The SPTM ETF targets 1,512 established firms by tracking the S&P Composite 1500 index, while SCHB broadens its reach to 2,410 companies through the Dow Jones U.S. Broad Stock Market Index. Both ETFs have identical expense ratios of 0.03%, making them among the most affordable options in the category. As of June 8, both funds reported a one-year return of 24.9%, showcasing their attractive performance during that period.
A closer look at their metrics reveals SPTM has assets under management (AUM) of $13.3 billion, whereas SCHB boasts a larger AUM of $42.4 billion. This increased size of SCHB contributes to greater liquidity, which may lead to tighter bid-ask spreads, a significant consideration for investors.
The beta values for both funds are nearly identical, with SPTM at 1.00 and SCHB at 1.01, indicating similar levels of market volatility relative to the S&P 500. However, SPTM exhibited a lower maximum drawdown of 24.1% over the past five years compared to SCHB’s 25.4%, suggesting SPTM may offer a slightly more stable investment experience.
In terms of sector allocations, both ETFs are heavily weighted towards technology, each at 37%. Other allocations vary slightly, with the financial services sector at 11% for both, and a slightly higher emphasis on consumer cyclical for SPTM at 10% compared to 9% for SCHB.
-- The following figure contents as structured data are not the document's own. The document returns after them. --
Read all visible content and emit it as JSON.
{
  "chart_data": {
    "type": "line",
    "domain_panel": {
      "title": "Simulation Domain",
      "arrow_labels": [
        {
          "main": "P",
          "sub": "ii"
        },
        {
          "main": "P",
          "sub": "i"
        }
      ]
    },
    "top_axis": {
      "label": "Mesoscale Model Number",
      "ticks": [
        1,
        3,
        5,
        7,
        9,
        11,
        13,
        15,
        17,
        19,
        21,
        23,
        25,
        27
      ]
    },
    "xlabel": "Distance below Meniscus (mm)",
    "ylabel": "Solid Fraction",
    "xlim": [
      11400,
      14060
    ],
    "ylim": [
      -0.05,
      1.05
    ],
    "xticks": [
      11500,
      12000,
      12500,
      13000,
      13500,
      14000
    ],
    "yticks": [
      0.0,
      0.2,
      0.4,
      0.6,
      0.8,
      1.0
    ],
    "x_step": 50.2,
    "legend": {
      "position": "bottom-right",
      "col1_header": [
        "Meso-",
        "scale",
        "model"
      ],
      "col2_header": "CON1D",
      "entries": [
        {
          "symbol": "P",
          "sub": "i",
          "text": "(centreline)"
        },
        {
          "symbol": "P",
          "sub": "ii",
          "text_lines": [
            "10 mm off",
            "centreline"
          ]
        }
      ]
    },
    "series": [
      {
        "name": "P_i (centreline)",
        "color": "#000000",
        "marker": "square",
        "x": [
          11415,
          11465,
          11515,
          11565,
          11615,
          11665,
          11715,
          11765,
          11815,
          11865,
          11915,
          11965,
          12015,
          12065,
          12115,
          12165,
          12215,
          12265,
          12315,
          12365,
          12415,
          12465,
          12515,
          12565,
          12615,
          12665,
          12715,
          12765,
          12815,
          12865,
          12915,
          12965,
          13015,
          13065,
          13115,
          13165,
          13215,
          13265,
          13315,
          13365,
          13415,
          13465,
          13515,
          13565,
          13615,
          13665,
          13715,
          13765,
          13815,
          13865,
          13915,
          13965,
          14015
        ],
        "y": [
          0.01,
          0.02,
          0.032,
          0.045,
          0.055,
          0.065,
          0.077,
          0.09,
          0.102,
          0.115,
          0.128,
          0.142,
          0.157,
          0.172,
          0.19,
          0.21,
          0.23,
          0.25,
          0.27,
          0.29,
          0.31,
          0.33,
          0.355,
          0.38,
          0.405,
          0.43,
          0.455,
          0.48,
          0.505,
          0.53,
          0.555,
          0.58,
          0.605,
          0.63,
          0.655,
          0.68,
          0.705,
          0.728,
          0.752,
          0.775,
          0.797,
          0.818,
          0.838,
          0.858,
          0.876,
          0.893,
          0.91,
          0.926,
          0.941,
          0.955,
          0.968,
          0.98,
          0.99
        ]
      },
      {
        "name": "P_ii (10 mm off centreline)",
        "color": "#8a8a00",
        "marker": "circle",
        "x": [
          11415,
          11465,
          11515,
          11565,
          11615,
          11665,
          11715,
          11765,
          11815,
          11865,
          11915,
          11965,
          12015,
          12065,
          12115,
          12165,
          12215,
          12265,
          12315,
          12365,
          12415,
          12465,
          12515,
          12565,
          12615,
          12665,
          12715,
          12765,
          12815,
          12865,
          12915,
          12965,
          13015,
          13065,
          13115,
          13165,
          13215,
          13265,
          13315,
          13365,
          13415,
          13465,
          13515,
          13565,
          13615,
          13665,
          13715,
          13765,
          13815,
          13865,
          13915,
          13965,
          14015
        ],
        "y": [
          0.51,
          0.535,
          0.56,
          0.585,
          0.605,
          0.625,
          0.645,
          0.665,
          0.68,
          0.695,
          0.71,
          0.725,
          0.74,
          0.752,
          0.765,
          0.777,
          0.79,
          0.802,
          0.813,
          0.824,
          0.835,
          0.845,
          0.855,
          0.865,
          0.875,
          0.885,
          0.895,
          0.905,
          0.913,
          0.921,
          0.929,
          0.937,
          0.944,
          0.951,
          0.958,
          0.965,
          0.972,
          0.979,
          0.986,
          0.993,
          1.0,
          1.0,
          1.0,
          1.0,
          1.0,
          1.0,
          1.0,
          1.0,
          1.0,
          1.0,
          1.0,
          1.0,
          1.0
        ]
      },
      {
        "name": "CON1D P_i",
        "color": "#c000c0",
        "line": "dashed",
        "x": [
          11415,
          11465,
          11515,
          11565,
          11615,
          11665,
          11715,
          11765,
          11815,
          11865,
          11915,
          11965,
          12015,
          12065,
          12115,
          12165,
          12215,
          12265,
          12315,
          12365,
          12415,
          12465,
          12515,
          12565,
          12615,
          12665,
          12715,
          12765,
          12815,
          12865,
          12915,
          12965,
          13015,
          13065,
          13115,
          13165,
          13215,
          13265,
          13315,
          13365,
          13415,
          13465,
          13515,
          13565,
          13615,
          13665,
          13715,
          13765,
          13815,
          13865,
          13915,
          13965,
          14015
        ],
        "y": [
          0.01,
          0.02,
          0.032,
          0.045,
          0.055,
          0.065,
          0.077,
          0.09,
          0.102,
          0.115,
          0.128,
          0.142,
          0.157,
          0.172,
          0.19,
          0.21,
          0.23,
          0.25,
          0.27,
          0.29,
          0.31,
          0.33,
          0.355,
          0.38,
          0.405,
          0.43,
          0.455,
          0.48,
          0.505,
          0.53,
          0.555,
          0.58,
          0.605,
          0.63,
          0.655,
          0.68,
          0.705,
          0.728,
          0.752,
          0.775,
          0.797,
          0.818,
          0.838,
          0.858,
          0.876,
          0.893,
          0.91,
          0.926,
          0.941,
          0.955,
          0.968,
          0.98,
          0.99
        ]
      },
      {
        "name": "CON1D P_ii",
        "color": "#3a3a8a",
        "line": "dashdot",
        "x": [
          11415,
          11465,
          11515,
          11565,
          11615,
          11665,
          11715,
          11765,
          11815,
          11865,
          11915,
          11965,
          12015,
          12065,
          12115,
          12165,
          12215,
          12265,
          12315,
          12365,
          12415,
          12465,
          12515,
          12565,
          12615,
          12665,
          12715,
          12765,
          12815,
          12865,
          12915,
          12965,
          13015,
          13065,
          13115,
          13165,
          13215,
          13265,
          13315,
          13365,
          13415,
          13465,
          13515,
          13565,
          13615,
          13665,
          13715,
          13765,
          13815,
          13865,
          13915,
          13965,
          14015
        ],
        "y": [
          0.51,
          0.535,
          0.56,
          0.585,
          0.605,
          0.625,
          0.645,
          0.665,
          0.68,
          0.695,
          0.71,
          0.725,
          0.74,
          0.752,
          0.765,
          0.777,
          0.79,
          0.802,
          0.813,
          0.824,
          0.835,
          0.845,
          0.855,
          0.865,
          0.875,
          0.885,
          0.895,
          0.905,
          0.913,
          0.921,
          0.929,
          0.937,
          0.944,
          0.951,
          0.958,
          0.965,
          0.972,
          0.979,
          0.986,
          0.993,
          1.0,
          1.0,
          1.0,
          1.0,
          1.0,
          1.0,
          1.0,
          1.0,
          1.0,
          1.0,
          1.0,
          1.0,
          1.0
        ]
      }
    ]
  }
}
Top holdings also differ; SPTM lists Nvidia at 7.37%, Apple at 6.43%, and Microsoft at 4.44%. In contrast, SCHB features Nvidia at 6.99%, Apple at 6.33%, and Microsoft at 4.34%. This highlights SPTM’s more concentrated investment strategy, which may appeal to those seeking targeted exposure to leading firms.
Both funds deliver solid dividend yields, with SPTM yielding 1.04% compared to SCHB’s 1.01% over the trailing twelve months. For investors prioritizing income, SPTM might be a slightly better choice due to its higher payout.
Ultimately, the decision between SPTM and SCHB hinges on individual investment goals. For those leaning towards a focused investment in a smaller number of firms with lower volatility, SPTM appears favorable. Conversely, investors prioritizing broader exposure, including more small-cap stocks, may find SCHB appealing.
As always, potential investors should conduct thorough research and consider their long-term financial goals before making investment decisions. While these ETFs present excellent options for core U.S. equity exposure, selecting the right fund can depend on personal risk tolerance and investment strategy.